Key Responsibilities
- Audit daily processed claims to determine if payments have been made correctly.
- Document, track, and trend findings to identify areas for improvement.
- Develop and implement training programs to educate Claims Examiners on best practices and industry regulations.
- Collaborate with other departments to develop corrective action plans to improve accuracy and compliance.

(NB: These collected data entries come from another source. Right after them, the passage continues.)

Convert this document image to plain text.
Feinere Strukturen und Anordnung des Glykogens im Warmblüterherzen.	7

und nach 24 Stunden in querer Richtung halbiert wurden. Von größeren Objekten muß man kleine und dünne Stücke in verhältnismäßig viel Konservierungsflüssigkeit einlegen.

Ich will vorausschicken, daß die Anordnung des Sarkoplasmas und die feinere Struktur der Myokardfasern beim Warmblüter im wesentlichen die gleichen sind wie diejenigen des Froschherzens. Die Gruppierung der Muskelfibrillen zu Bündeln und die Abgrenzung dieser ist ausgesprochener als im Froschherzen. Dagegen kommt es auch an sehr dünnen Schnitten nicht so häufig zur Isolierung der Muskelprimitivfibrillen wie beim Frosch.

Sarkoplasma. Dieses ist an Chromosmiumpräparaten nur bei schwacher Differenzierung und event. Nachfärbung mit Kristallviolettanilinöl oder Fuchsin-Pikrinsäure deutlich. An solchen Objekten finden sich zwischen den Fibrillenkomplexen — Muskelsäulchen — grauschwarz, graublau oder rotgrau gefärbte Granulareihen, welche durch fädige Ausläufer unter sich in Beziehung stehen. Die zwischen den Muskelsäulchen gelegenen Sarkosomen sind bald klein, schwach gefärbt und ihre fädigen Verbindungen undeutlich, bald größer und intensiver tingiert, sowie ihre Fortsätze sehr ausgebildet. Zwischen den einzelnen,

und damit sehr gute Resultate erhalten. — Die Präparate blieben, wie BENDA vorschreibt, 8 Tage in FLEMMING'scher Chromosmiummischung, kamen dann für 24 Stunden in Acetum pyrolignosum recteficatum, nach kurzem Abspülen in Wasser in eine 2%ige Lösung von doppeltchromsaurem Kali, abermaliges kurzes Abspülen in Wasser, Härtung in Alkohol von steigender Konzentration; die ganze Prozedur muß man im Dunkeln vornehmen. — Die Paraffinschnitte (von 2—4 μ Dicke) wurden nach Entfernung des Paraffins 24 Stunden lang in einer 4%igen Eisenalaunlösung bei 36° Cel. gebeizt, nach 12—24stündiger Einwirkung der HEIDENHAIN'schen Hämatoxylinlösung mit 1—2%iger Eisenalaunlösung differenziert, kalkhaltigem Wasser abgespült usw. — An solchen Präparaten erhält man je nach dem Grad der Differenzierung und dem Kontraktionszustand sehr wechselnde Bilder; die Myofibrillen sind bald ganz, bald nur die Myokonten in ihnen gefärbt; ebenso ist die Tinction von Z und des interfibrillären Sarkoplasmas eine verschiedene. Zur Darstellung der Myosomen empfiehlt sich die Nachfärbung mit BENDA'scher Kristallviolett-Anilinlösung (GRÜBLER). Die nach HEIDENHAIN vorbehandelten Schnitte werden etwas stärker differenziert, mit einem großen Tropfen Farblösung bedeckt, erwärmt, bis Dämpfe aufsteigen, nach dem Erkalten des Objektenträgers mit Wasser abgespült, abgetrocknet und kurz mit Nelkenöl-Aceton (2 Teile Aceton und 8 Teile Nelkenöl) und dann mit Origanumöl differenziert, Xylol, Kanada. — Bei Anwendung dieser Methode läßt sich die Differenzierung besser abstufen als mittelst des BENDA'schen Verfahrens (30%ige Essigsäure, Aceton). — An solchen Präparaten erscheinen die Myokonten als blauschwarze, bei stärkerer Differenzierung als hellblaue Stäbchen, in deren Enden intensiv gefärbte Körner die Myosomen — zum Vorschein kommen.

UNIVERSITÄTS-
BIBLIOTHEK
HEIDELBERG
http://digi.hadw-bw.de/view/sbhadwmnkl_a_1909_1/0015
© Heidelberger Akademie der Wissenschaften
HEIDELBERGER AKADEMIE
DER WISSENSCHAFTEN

- Assist in the development of Claims policies and procedures.
- Provide backup for other trainers within the department.
- Assist with the research and resolution of audit appeals.
- Participate in quality projects as required.
Requirements
- Associate degree required; Bachelor's degree preferred.
- Minimum of 4 years of experience performing claims quality audits in a managed care setting.
- Expertise in professional and institutional claims coding, and coding rules required.
- Strong knowledge of CMS Medicare and NYS regulations required.
- Excellent interpersonal, verbal, and written communication skills.
Professional Competencies
- Strong organizational, analytical, and oral/written communication skills required.
- Proficiency in PC application skills, e.g., Excel, Word, PowerPoint, etc.